Parallel dazu helfen die Beobachtung der Kontaktzonen und die Analyse der Ablagerungen zu prüfen, ob die geschädigte Zone tatsächlich einer aktiven anodischen Zone entspricht.
Nützliche Analysen zur Identifizierung einer lokalen Passivschichtstörung
Die Identifizierung beruht auf einem mehrskaligen Ansatz. Die Untersuchung mittels Lichtmikroskopie und MEB-Korrosionsanalyse macht die Morphologie der Löcher, ihre Dichte und ihre relative Tiefe sichtbar. Mikrografische Schliffe ermöglichen die Beobachtung der Ausbreitung unter der Oberfläche.
EDX hilft dabei, die in und um die Hohlräume vorhandenen Ablagerungen oder Verunreinigungen zu charakterisieren. Chemische Oberflächenanalysen können die Art der für die Destabilisierung der Passivierung verantwortlichen Spezies präzisieren. Falls erforderlich, suchen Elementaranalysen in der Flüssigkeit oder in den Ablagerungen nach Halogenen, Oxidationsmitteln oder Spurenelementen, die die Initiierung begünstigen.

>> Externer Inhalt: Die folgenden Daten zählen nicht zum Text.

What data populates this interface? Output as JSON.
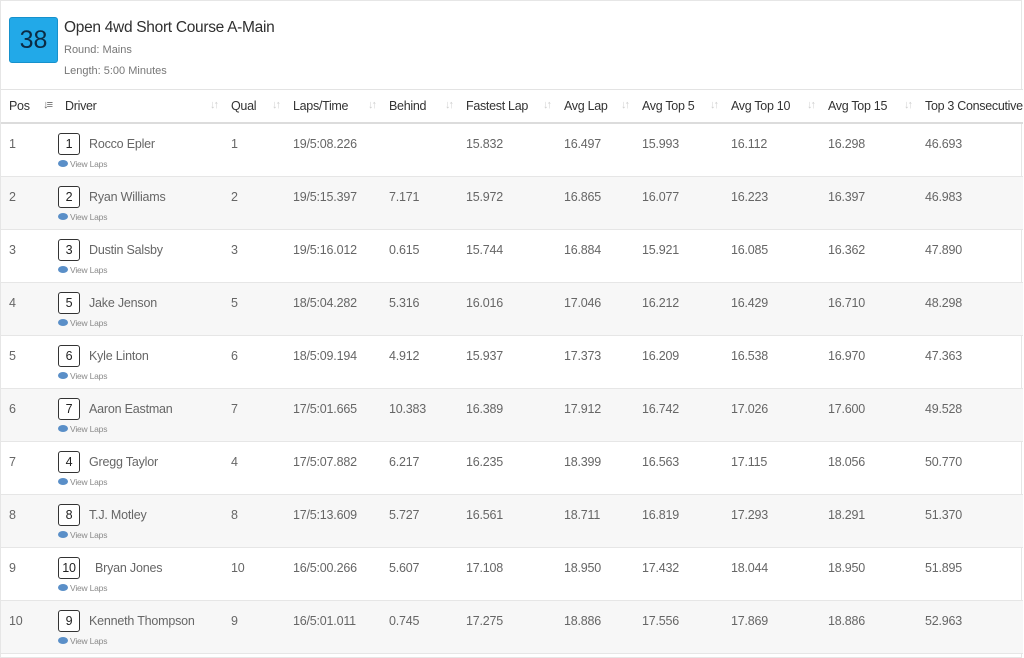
{
  "race": {
    "number": "38",
    "title": "Open 4wd Short Course A-Main",
    "round": "Round: Mains",
    "length": "Length: 5:00 Minutes"
  },
  "columns": {
    "pos": "Pos",
    "driver": "Driver",
    "qual": "Qual",
    "laps_time": "Laps/Time",
    "behind": "Behind",
    "fastest_lap": "Fastest Lap",
    "avg_lap": "Avg Lap",
    "avg_top5": "Avg Top 5",
    "avg_top10": "Avg Top 10",
    "avg_top15": "Avg Top 15",
    "top3_consecutive": "Top 3 Consecutive"
  },
  "view_laps_label": "View Laps",
  "rows": [
    {
      "pos": "1",
      "car": "1",
      "driver": "Rocco Epler",
      "qual": "1",
      "laps_time": "19/5:08.226",
      "behind": "",
      "fastest": "15.832",
      "avg": "16.497",
      "top5": "15.993",
      "top10": "16.112",
      "top15": "16.298",
      "top3": "46.693"
    },
    {
      "pos": "2",
      "car": "2",
      "driver": "Ryan Williams",
      "qual": "2",
      "laps_time": "19/5:15.397",
      "behind": "7.171",
      "fastest": "15.972",
      "avg": "16.865",
      "top5": "16.077",
      "top10": "16.223",
      "top15": "16.397",
      "top3": "46.983"
    },
    {
      "pos": "3",
      "car": "3",
      "driver": "Dustin Salsby",
      "qual": "3",
      "laps_time": "19/5:16.012",
      "behind": "0.615",
      "fastest": "15.744",
      "avg": "16.884",
      "top5": "15.921",
      "top10": "16.085",
      "top15": "16.362",
      "top3": "47.890"
    },
    {
      "pos": "4",
      "car": "5",
      "driver": "Jake Jenson",
      "qual": "5",
      "laps_time": "18/5:04.282",
      "behind": "5.316",
      "fastest": "16.016",
      "avg": "17.046",
      "top5": "16.212",
      "top10": "16.429",
      "top15": "16.710",
      "top3": "48.298"
    },
    {
      "pos": "5",
      "car": "6",
      "driver": "Kyle Linton",
      "qual": "6",
      "laps_time": "18/5:09.194",
      "behind": "4.912",
      "fastest": "15.937",
      "avg": "17.373",
      "top5": "16.209",
      "top10": "16.538",
      "top15": "16.970",
      "top3": "47.363"
    },
    {
      "pos": "6",
      "car": "7",
      "driver": "Aaron Eastman",
      "qual": "7",
      "laps_time": "17/5:01.665",
      "behind": "10.383",
      "fastest": "16.389",
      "avg": "17.912",
      "top5": "16.742",
      "top10": "17.026",
      "top15": "17.600",
      "top3": "49.528"
    },
    {
      "pos": "7",
      "car": "4",
      "driver": "Gregg Taylor",
      "qual": "4",
      "laps_time": "17/5:07.882",
      "behind": "6.217",
      "fastest": "16.235",
      "avg": "18.399",
      "top5": "16.563",
      "top10": "17.115",
      "top15": "18.056",
      "top3": "50.770"
    },
    {
      "pos": "8",
      "car": "8",
      "driver": "T.J. Motley",
      "qual": "8",
      "laps_time": "17/5:13.609",
      "behind": "5.727",
      "fastest": "16.561",
      "avg": "18.711",
      "top5": "16.819",
      "top10": "17.293",
      "top15": "18.291",
      "top3": "51.370"
    },
    {
      "pos": "9",
      "car": "10",
      "driver": "Bryan Jones",
      "qual": "10",
      "laps_time": "16/5:00.266",
      "behind": "5.607",
      "fastest": "17.108",
      "avg": "18.950",
      "top5": "17.432",
      "top10": "18.044",
      "top15": "18.950",
      "top3": "51.895"
    },
    {
      "pos": "10",
      "car": "9",
      "driver": "Kenneth Thompson",
      "qual": "9",
      "laps_time": "16/5:01.011",
      "behind": "0.745",
      "fastest": "17.275",
      "avg": "18.886",
      "top5": "17.556",
      "top10": "17.869",
      "top15": "18.886",
      "top3": "52.963"
    }
  ],
  "icons": {
    "sort_icon": "sort-arrows-icon",
    "sort_active_icon": "sort-amount-icon",
    "view_laps_icon": "eye-icon"
  },
  "colors": {
    "badge": "#22a9e8",
    "stripe": "#f7f7f7"
  }
}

Expertisemethoden zur Absicherung der Entscheidung
Um die Entscheidung abzusichern, kombiniert die Expertise mehrere Analyseebenen: gezielte Sichtprüfung, Lichtmikroskopie, REM-EDX für Morphologie und Zusammensetzung, chemische Analysen der Werkstoffe und Ablagerungen, Werkstoffidentifikation, metallografische Schliffe und elektrochemische Prüfungen. Diese Methodik ermöglicht es, einen Angriff in einer Anode/Kathode-Zone von einem Angriff infolge einer lokalen Passivschichtstörung zu unterscheiden, den Oxidationsgrad zu bewerten, Vorläufer wie Halogene oder Verunreinigungen zu erkennen und die richtige Korrekturmaßnahme abzuleiten: elektrische Isolierung, Materialwechsel, Anpassung der Beschichtung, Kontrolle des Mediums oder Änderung der Konstruktion.
Analysieren, vergleichen und die eigentliche Ursache beheben
Ein wirksames Vorgehen besteht darin, das defekte Bauteil, das mögliche Gegenmaterial, die Ablagerungen und das Einsatzmedium fachlich untersuchen zu lassen.

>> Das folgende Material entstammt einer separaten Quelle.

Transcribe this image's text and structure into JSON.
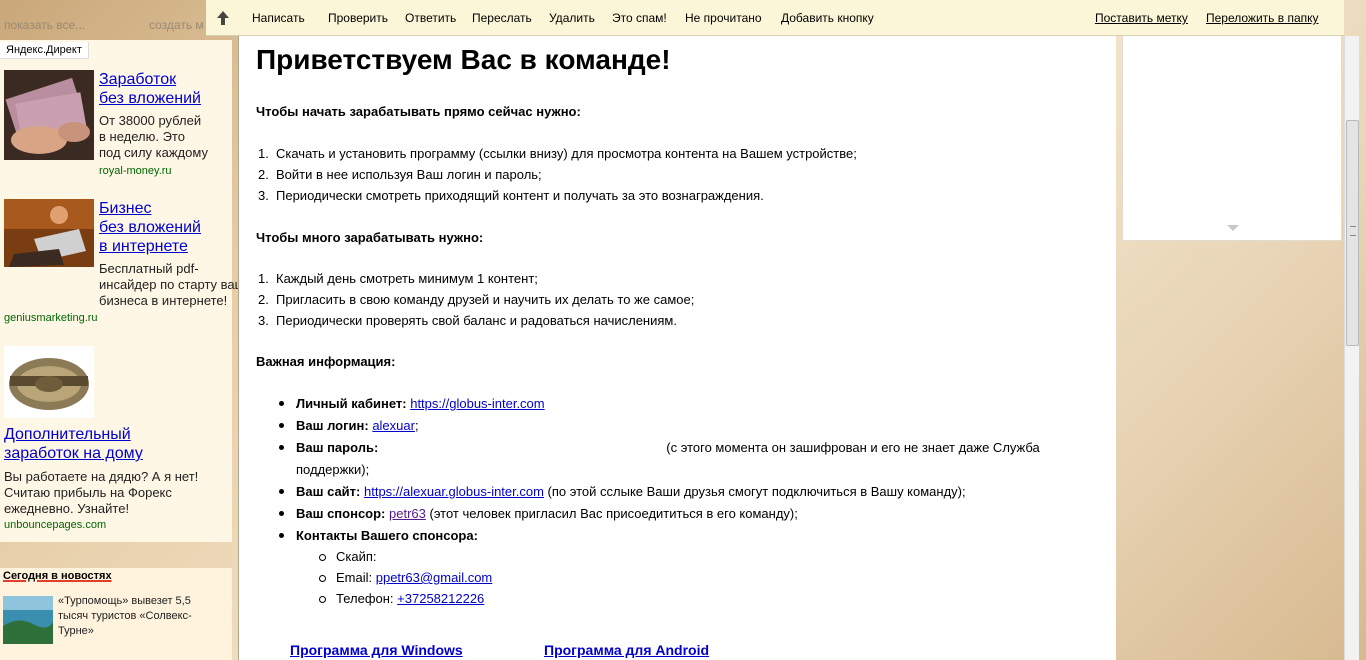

Das Labor kann die Ursache einer festgestellten Korrosion schnell bestimmen, die Beständigkeit von Werkstoffen und Verfahren validieren oder das Verhalten in spezifischen Medien reproduzieren. Zu den einsetzbaren Methoden gehören Lichtmikroskopie, MEB-FEG, MEB-EDX, chemische Oberflächenanalysen, ICP für Spurenelemente, bei Bedarf Röntgendiffraktometrie sowie elektrochemische Prüfungen OCV, LSV, EIS und die Untersuchung der galvanischen Kopplung.

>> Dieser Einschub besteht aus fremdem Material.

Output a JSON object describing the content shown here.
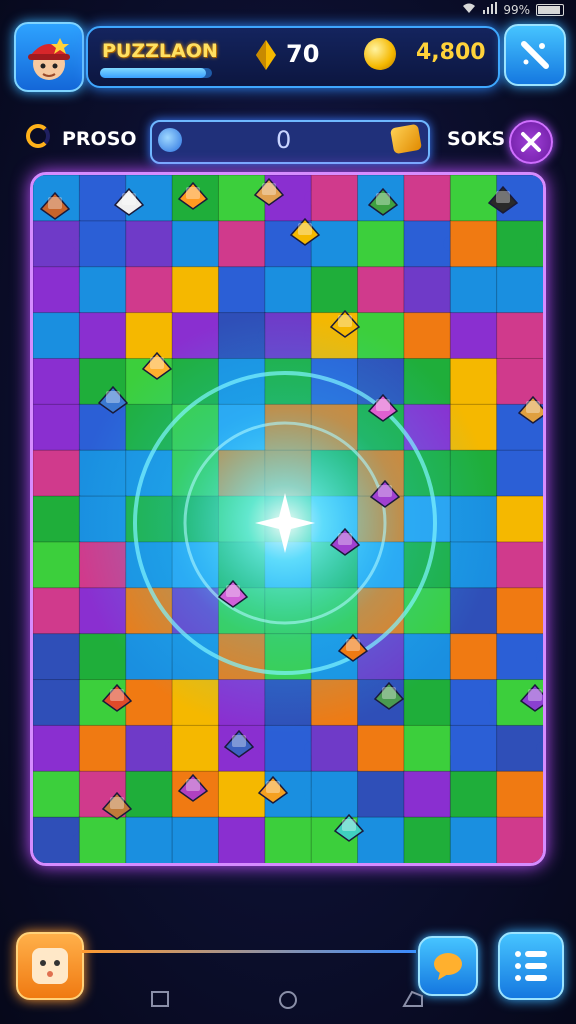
{
  "status_bar": {
    "battery": "99%"
  },
  "header": {
    "title": "PUZZLAON",
    "gems": "70",
    "coins": "4,800",
    "title_progress": 0.95
  },
  "toolbar": {
    "progress_label": "PROSO",
    "search_value": "0",
    "right_label": "SOKS"
  },
  "icons": {
    "avatar": "avatar-icon",
    "gem": "gem-icon",
    "coin": "coin-icon",
    "menu": "wand-icon",
    "progress": "ring-icon",
    "close": "close-icon",
    "face": "face-icon",
    "chat": "chat-icon",
    "list": "list-icon"
  },
  "colors": {
    "accent": "#3fa7ff",
    "board_border": "#d68cff",
    "title": "#ffe061",
    "coin": "#ffd23a"
  }
}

Dieser Ansatz ermöglicht es, von einer Leckagefeststellung zu einer technisch fundierten Entscheidung zu gelangen. Die betroffene Zone fachlich untersuchen lassen. Die vorhandenen Werkstoffe vergleichen. Ablagerungen und Verunreinigungen identifizieren. Das elektrochemische Verhalten messen. Die geeignete Korrekturmaßnahme festlegen.